Kurtosis of von Neumann entanglement entropy

TL;DR

This paper derives an exact formula for the fourth cumulant of von Neumann entanglement entropy in bipartite quantum systems, enhancing understanding of its distribution and tail behavior.

Contribution

It presents the first exact expression for the fourth cumulant of von Neumann entropy, improving finite-size distribution approximations and supporting the Gaussian limit conjecture.

Findings

Exact formula for the fourth cumulant derived

Enhanced finite-size distribution approximation

Supporting evidence for Gaussian limit of entropy distribution

Abstract

In this work, we study the statistical behavior of entanglement in quantum bipartite systems under the Hilbert-Schmidt ensemble as assessed by the standard measure - the von Neumann entropy.
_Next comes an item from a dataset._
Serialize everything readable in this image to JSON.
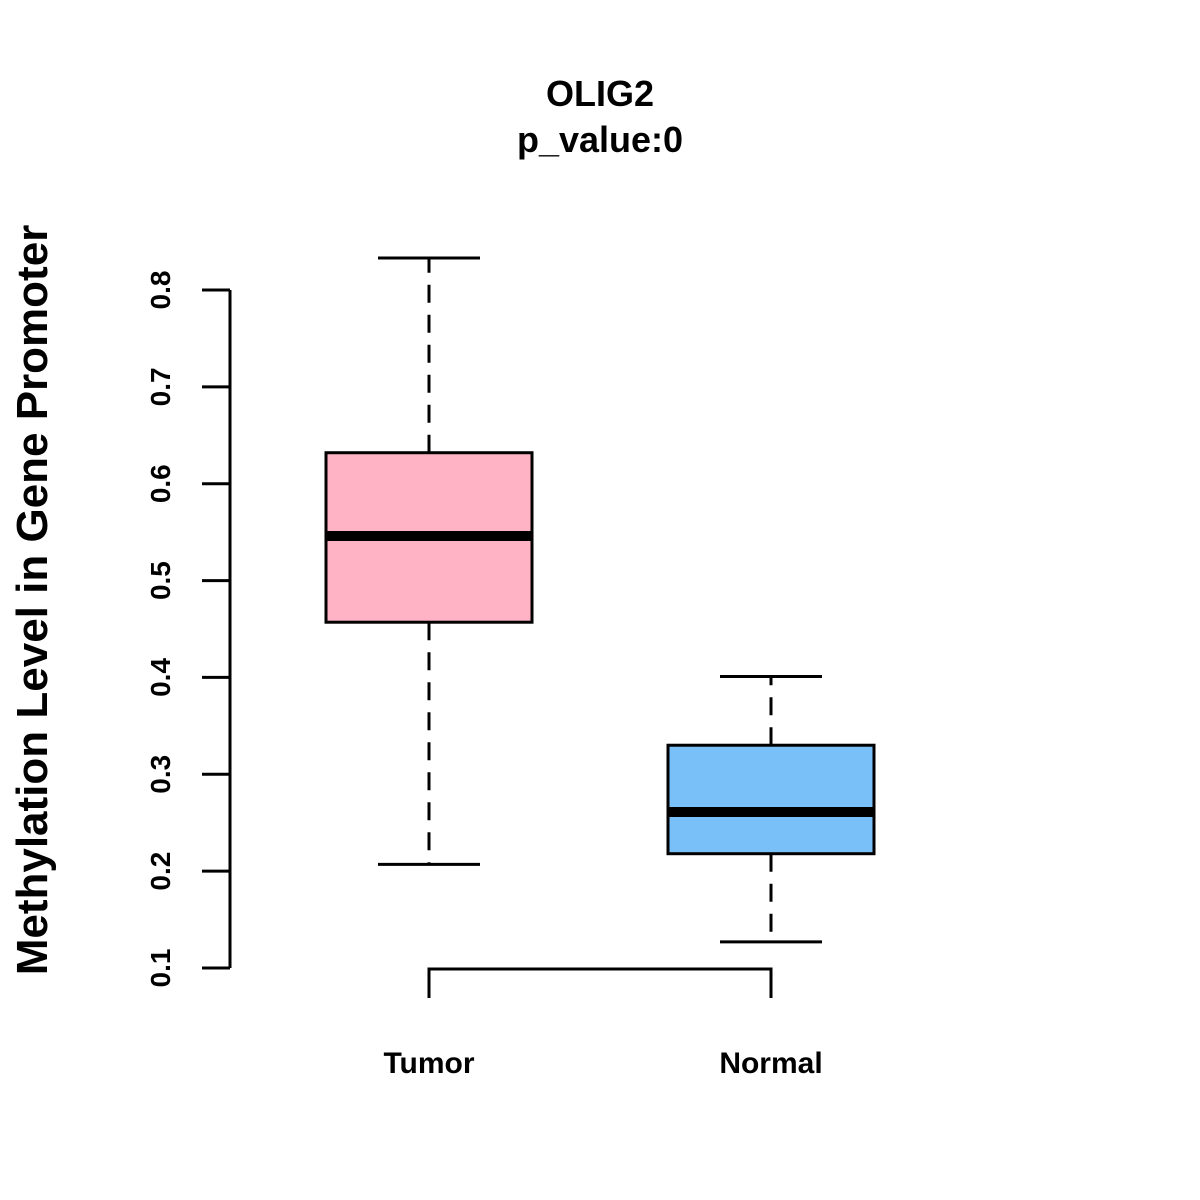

Expressions of the first three exact cumulants of von Neumann entropy are known in the literature. The main contribution of the present work is the exact formula of the corresponding fourth cumulant that controls the tail behavior of the distribution. As a key ingredient in deriving the result, we make use of newly observed unsimplifiable summation bases that lead to a complete cancellation. In addition to providing further evidence of the conjectured Gaussian limit of the von Neumann entropy, the obtained formula also provides an improved finite-size approximation to the distribution.